Chi-Square Inspection and R language Realization _ card square test and R language implementation

The chi-square test is the deviation between the actual observed value and the theoretical inference value of the statistical sample. The deviation between the actual observation value and the theoretical inference value determines the size of the card square value, the larger the card square value is, the more it does not conform; the smaller the value of the card, the smaller the deviation, the more consistent, if two values are exactly equal, the card square value is 0, Indicates that the theoretical value is in full conformity. Note: The card side test is for the classification variable. (1) put forward the original hypothesis: H0: The distribution function of the total x is f (x). If the overall distribution is discrete, the assumption is H0: The distribution law of the total X is P{x=xi}=pi, i=1,2, ... (2) Dividing the range of total X into K-disjoint a1,a2,a3,...,ak, such as the Desirable a1= (a0,a1],a2= (a1,a2],...,ak= (Ak-1,ak), where A0 desirable-∞,ak desirable +∞, and the division of intervals depending on the specific circumstances, But to make each small interval contains the number of samples is not less than 5, and the interval number k not too big nor too small. (3) The number of the sample values of AI that falls into the first small interval is recorded as FI, which becomes the group frequency (true Value), and the sum of the frequencies of all groups is equal to the F1+F2+...+FK of the sample size n. (4) When the H0 is true, according to the assumption of the overall theoretical distribution, can calculate the value of the total X into the first small section ai probability pi, so, the NPI is falling into the first small interval AI sample value of the theoretical frequency (theoretical value). (5) When the H0 is true, the frequency fi/n of the sample value falling into the first small interval ai and the probability pi should be very close, when the H0 is not true, fi/n and pi differ greatly. Based on this idea, Pearson introduces the following test statistic =k, and obeys the k-1 distribution of the DOF under the condition of 0 hypothesis.

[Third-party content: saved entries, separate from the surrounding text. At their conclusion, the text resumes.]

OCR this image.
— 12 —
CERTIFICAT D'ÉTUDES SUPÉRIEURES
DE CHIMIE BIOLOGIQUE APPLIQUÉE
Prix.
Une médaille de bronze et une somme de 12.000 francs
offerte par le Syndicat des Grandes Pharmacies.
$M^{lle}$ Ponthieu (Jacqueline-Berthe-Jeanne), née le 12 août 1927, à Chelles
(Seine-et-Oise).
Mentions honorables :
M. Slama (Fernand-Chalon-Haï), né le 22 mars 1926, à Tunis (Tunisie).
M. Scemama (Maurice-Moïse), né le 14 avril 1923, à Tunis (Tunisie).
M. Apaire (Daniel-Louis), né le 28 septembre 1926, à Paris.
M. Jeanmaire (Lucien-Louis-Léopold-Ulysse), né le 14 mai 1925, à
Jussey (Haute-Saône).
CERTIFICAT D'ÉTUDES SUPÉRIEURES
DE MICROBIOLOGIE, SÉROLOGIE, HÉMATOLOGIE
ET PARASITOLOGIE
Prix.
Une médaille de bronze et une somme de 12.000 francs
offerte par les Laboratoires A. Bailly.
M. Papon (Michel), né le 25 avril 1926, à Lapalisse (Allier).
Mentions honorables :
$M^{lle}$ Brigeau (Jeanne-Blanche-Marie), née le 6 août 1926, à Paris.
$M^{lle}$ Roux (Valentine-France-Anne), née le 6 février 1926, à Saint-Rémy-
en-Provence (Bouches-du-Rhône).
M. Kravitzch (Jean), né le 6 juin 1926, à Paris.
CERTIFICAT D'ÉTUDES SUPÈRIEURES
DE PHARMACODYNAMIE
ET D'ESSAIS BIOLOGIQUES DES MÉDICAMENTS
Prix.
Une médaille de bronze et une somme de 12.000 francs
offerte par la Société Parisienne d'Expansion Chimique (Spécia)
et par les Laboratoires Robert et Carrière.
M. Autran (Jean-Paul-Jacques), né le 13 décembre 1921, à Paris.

Determine whether there are significant differences among enthusiasts for 5 brands of beer: > X<-c (210, 312, 170, 85, 223)
> Chisq.test (X)--card-side inspection
Chi-squared test for given probabilities
Data:x
x-squared = 136.49, df = 4, P-value < 2.2e-16


The larger the P value, the stronger the evidence that supports the original hypothesis, given the significant level alpha, and the rejection of the original hypothesis when the P value is less than alpha.